13
На переправе через бред
коней на ландыш не меняю,
и все уздечки — дребедень,
как волоски у мериноса.
Невидимый союз берлог,
где боги лезвий и истерик,
я пью алмазный свой бокал —
Волшебный гриб и сигаретный.
И я валяюсь на губах,
блюю цветком кроваво-синим,
и непонятных на ногах
зову в актив себя и смерти.
Кричу как Черная Скала
слюной медуз а не Горгоны…
На берегах монгольских скул
мне не хватает мойр и гарпий.
999–666
1
Это третья сюита из Книги Конца,
формульный опыт рисунков исчезновений секунд —
наносить на них ноту со звоном и пускать по ветрам,
Океан возьмёт.
И опустит ко дну глубоко-глубоко
по пяти линейкам от всех возможных ушей —
готово всё.
Там и пюпитры, и оркестр, и дирижер,
есть струнные рыбы, тарелки, виолончель,
отзвук и позывные, может быть — Луне,
м. б. луне, а м. б. и мне, —
Пузыри Земли.
. . . . . . . . . . . . . . . . . . . . . . . . . . . . . . . . . . . . . . .

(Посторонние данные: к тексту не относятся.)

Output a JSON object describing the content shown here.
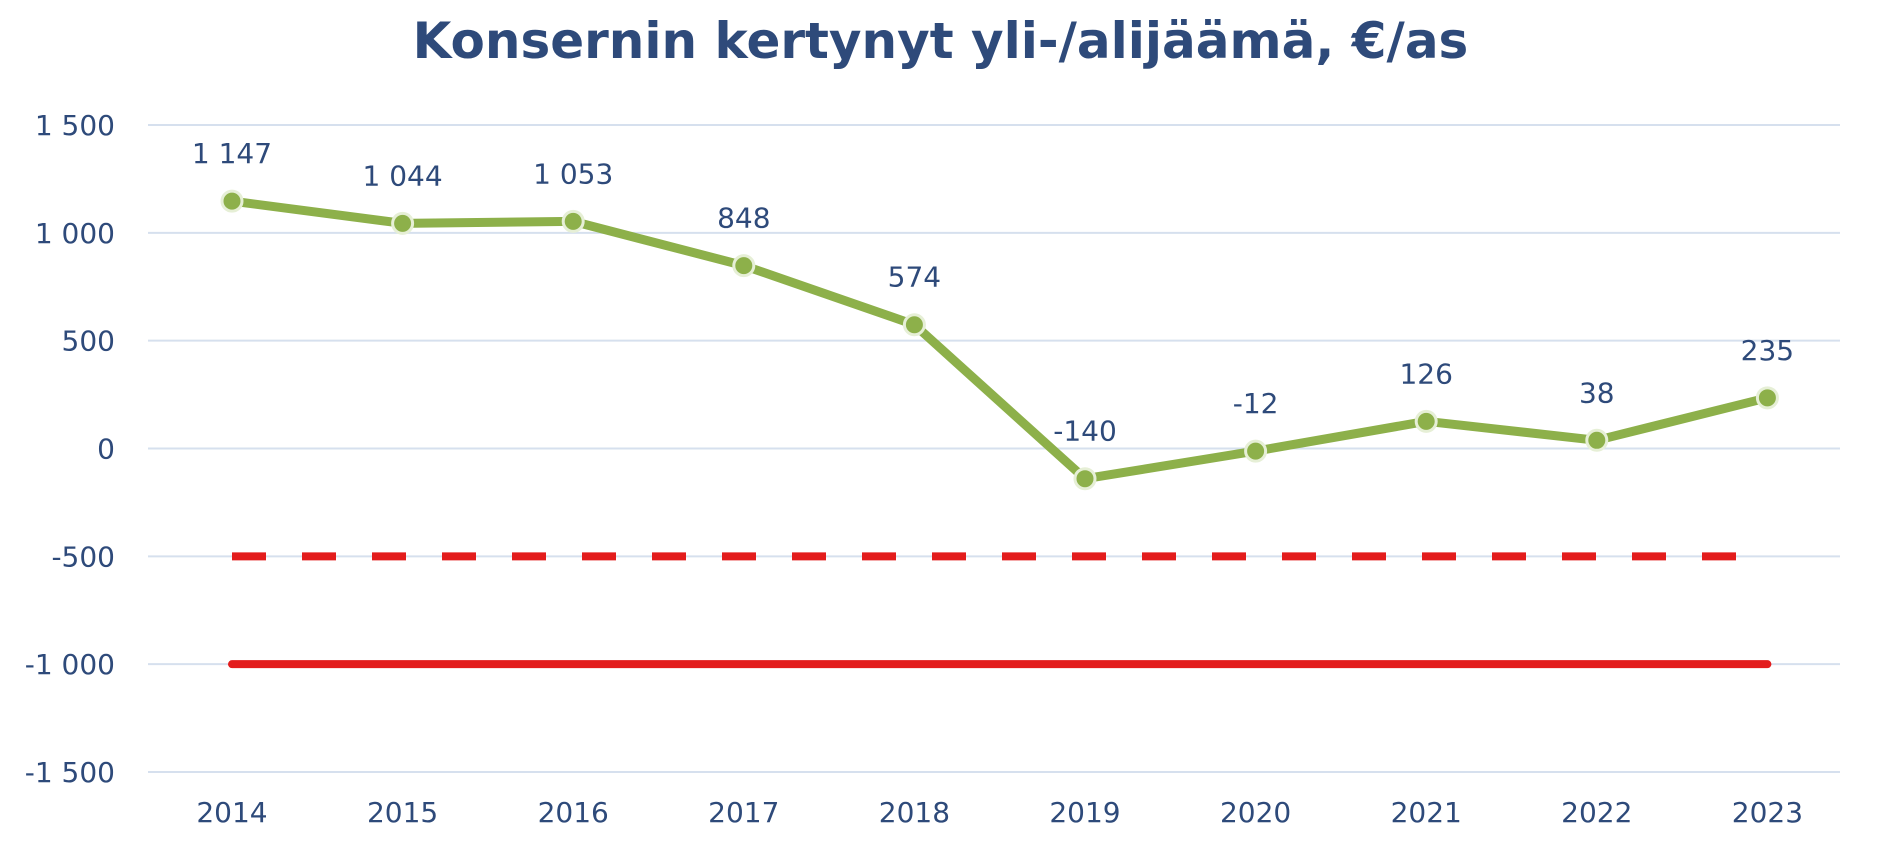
{
  "chart_data": {
    "type": "line",
    "title": "Konsernin kertynyt yli-/alijäämä, €/as",
    "xlabel": "",
    "ylabel": "",
    "ylim": [
      -1500,
      1500
    ],
    "yticks": [
      1500,
      1000,
      500,
      0,
      -500,
      -1000,
      -1500
    ],
    "ytick_labels": [
      "1 500",
      "1 000",
      "500",
      "0",
      "-500",
      "-1 000",
      "-1 500"
    ],
    "categories": [
      "2014",
      "2015",
      "2016",
      "2017",
      "2018",
      "2019",
      "2020",
      "2021",
      "2022",
      "2023"
    ],
    "series": [
      {
        "values": [
          1147,
          1044,
          1053,
          848,
          574,
          -140,
          -12,
          126,
          38,
          235
        ],
        "labels": [
          "1 147",
          "1 044",
          "1 053",
          "848",
          "574",
          "-140",
          "-12",
          "126",
          "38",
          "235"
        ],
        "color": "#8db04a",
        "marker": "circle"
      }
    ],
    "reference_lines": [
      {
        "value": -500,
        "style": "dashed",
        "color": "#e31c1c"
      },
      {
        "value": -1000,
        "style": "solid",
        "color": "#e31c1c"
      }
    ],
    "grid": true,
    "legend": "none",
    "colors": {
      "title": "#2e4a7a",
      "ticks": "#2e4a7a",
      "gridline": "#d6e0ee",
      "marker_fill": "#8db04a",
      "marker_stroke": "#e6efd6"
    }
  }
}
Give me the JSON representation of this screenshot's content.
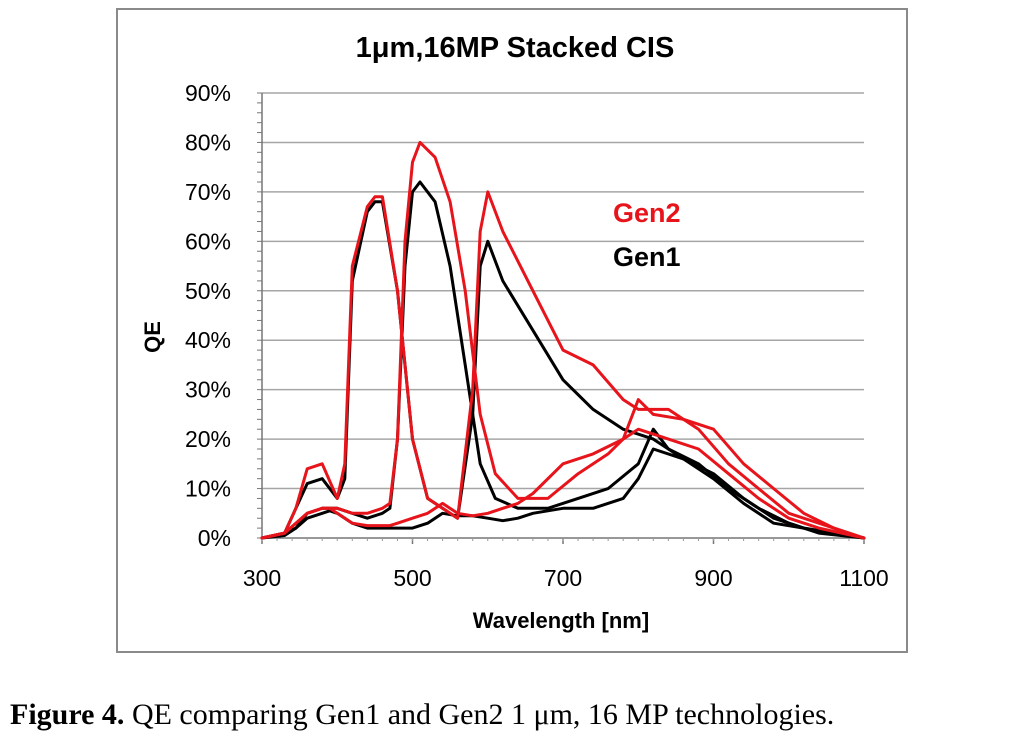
{
  "chart_data": {
    "type": "line",
    "title": "1μm,16MP Stacked CIS",
    "xlabel": "Wavelength [nm]",
    "ylabel": "QE",
    "xlim": [
      300,
      1100
    ],
    "ylim": [
      0,
      90
    ],
    "x_ticks": [
      "300",
      "500",
      "700",
      "900",
      "1100"
    ],
    "y_ticks": [
      "0%",
      "10%",
      "20%",
      "30%",
      "40%",
      "50%",
      "60%",
      "70%",
      "80%",
      "90%"
    ],
    "grid": "horizontal",
    "legend_position": "top-right",
    "series": [
      {
        "name": "Gen2",
        "color": "#e8141b",
        "channel": "blue",
        "x": [
          300,
          330,
          345,
          360,
          380,
          390,
          400,
          420,
          440,
          460,
          470,
          480,
          500,
          520,
          540,
          560,
          580,
          600,
          620,
          640,
          660,
          700,
          740,
          780,
          800,
          840,
          880,
          920,
          960,
          1000,
          1040,
          1100
        ],
        "y": [
          0,
          1,
          3,
          5,
          6,
          6,
          5,
          3,
          2.5,
          2.5,
          2.5,
          3,
          4,
          5,
          7,
          5,
          4.5,
          5,
          6,
          7,
          9,
          15,
          17,
          20,
          22,
          20,
          18,
          13,
          8,
          4,
          2,
          0
        ]
      },
      {
        "name": "Gen2",
        "color": "#e8141b",
        "channel": "green",
        "x": [
          300,
          330,
          345,
          360,
          380,
          400,
          420,
          440,
          460,
          470,
          480,
          490,
          500,
          510,
          530,
          550,
          570,
          590,
          610,
          640,
          680,
          720,
          760,
          780,
          800,
          820,
          860,
          900,
          940,
          980,
          1020,
          1060,
          1100
        ],
        "y": [
          0,
          1,
          3,
          5,
          6,
          6,
          5,
          5,
          6,
          7,
          20,
          60,
          76,
          80,
          77,
          68,
          50,
          25,
          13,
          8,
          8,
          13,
          17,
          20,
          28,
          25,
          24,
          22,
          15,
          10,
          5,
          2,
          0
        ]
      },
      {
        "name": "Gen2",
        "color": "#e8141b",
        "channel": "red",
        "x": [
          300,
          330,
          345,
          360,
          380,
          400,
          410,
          420,
          440,
          450,
          460,
          480,
          500,
          520,
          560,
          580,
          590,
          600,
          620,
          660,
          700,
          740,
          780,
          800,
          840,
          880,
          920,
          960,
          1000,
          1040,
          1080,
          1100
        ],
        "y": [
          0,
          1,
          6,
          14,
          15,
          8,
          15,
          55,
          67,
          69,
          69,
          50,
          20,
          8,
          4,
          30,
          62,
          70,
          62,
          50,
          38,
          35,
          28,
          26,
          26,
          22,
          15,
          10,
          5,
          3,
          1,
          0
        ]
      },
      {
        "name": "Gen1",
        "color": "#000000",
        "channel": "blue",
        "x": [
          300,
          330,
          345,
          360,
          380,
          390,
          400,
          420,
          440,
          460,
          480,
          500,
          520,
          540,
          560,
          580,
          600,
          620,
          640,
          660,
          700,
          740,
          780,
          800,
          820,
          860,
          900,
          940,
          980,
          1020,
          1060,
          1100
        ],
        "y": [
          0,
          0.5,
          2,
          4,
          5,
          5.5,
          5,
          3,
          2,
          2,
          2,
          2,
          3,
          5,
          4.5,
          4.5,
          4,
          3.5,
          4,
          5,
          6,
          6,
          8,
          12,
          18,
          16,
          13,
          8,
          4,
          2,
          1,
          0
        ]
      },
      {
        "name": "Gen1",
        "color": "#000000",
        "channel": "green",
        "x": [
          300,
          330,
          345,
          360,
          380,
          400,
          420,
          440,
          460,
          470,
          480,
          490,
          500,
          510,
          530,
          550,
          570,
          590,
          610,
          640,
          680,
          720,
          760,
          800,
          820,
          840,
          880,
          920,
          960,
          1000,
          1040,
          1100
        ],
        "y": [
          0,
          1,
          2,
          5,
          6,
          6,
          5,
          4,
          5,
          6,
          20,
          55,
          70,
          72,
          68,
          55,
          35,
          15,
          8,
          6,
          6,
          8,
          10,
          15,
          22,
          18,
          15,
          10,
          6,
          3,
          1,
          0
        ]
      },
      {
        "name": "Gen1",
        "color": "#000000",
        "channel": "red",
        "x": [
          300,
          330,
          345,
          360,
          380,
          400,
          410,
          420,
          440,
          450,
          460,
          480,
          500,
          520,
          560,
          580,
          590,
          600,
          620,
          660,
          700,
          740,
          780,
          820,
          860,
          900,
          940,
          980,
          1020,
          1060,
          1100
        ],
        "y": [
          0,
          1,
          6,
          11,
          12,
          8,
          12,
          52,
          66,
          68,
          68,
          50,
          20,
          8,
          4,
          25,
          55,
          60,
          52,
          42,
          32,
          26,
          22,
          20,
          16,
          12,
          7,
          3,
          2,
          1,
          0
        ]
      }
    ]
  },
  "legend": {
    "gen2": {
      "label": "Gen2",
      "color": "#e8141b"
    },
    "gen1": {
      "label": "Gen1",
      "color": "#000000"
    }
  },
  "caption": {
    "bold": "Figure 4.",
    "text": " QE comparing Gen1 and Gen2 1 μm, 16 MP technologies."
  },
  "colors": {
    "grid": "#a6a6a6",
    "frame": "#8a8a8a"
  }
}
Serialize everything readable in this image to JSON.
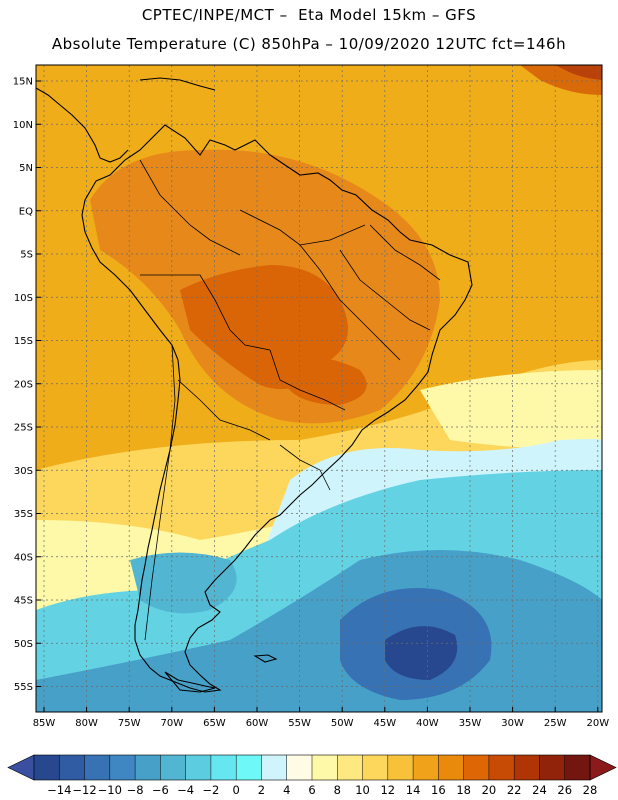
{
  "header": {
    "line1": "CPTEC/INPE/MCT –  Eta Model 15km – GFS",
    "line2": "Absolute Temperature (C) 850hPa – 10/09/2020 12UTC fct=146h"
  },
  "map": {
    "lat_labels": [
      "15N",
      "10N",
      "5N",
      "EQ",
      "5S",
      "10S",
      "15S",
      "20S",
      "25S",
      "30S",
      "35S",
      "40S",
      "45S",
      "50S",
      "55S"
    ],
    "lon_labels": [
      "85W",
      "80W",
      "75W",
      "70W",
      "65W",
      "60W",
      "55W",
      "50W",
      "45W",
      "40W",
      "35W",
      "30W",
      "25W",
      "20W"
    ]
  },
  "colorbar": {
    "tick_labels": [
      "-14",
      "-12",
      "-10",
      "-8",
      "-6",
      "-4",
      "-2",
      "0",
      "2",
      "4",
      "6",
      "8",
      "10",
      "12",
      "14",
      "16",
      "18",
      "20",
      "22",
      "24",
      "26",
      "28"
    ],
    "under_color": "#3b4fa0",
    "over_color": "#8b1a1a",
    "colors": [
      "#27478f",
      "#2f5ca3",
      "#3772b4",
      "#3e87c2",
      "#46a0c8",
      "#52b6d2",
      "#5ccde0",
      "#66e6f0",
      "#6ff8f8",
      "#cff4fb",
      "#fffbe5",
      "#fef9a8",
      "#fde980",
      "#fcd75c",
      "#f7c13a",
      "#f0a31a",
      "#e98a0c",
      "#de6604",
      "#c84b05",
      "#b03506",
      "#902309",
      "#73160f"
    ]
  },
  "fields": {
    "ocean_color": "#f0ad1a",
    "warm_land_color": "#e7891a",
    "hot_core_color": "#da6507",
    "cool_sea_color": "#63d3e4",
    "cold_core_color": "#2c5ba2"
  }
}
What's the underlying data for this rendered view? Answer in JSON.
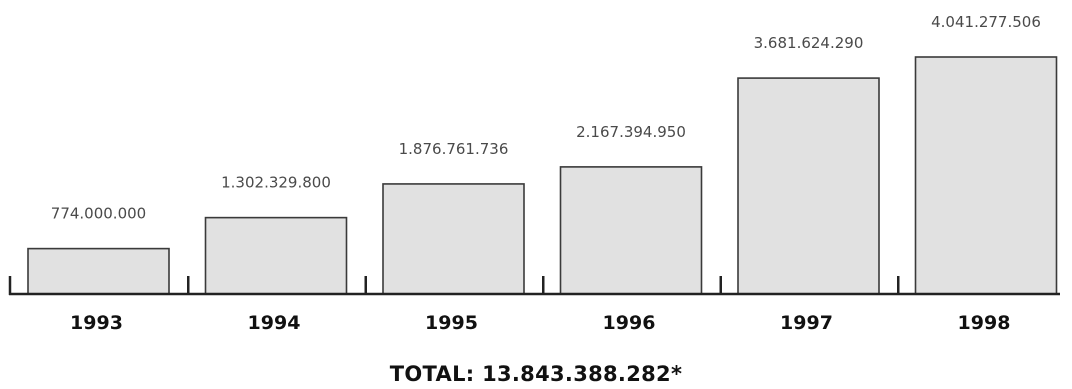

Не уходи, подожди, пережди уход
первозвучных гамм.
2
Под полуцельсным небом не живут снегири,
Наша Крепость на куриных ногах,
наши слоны стреножены и солому жуют рабы,
что же мы стережем, эти льды, этот съеденный муравьями
каркас,
эти каски заржавленные, эту поллюцию в мордах и сапогах,
глинозём отравленный, где ни колоска,
это за них мы стояли насмерть и стою на смерть?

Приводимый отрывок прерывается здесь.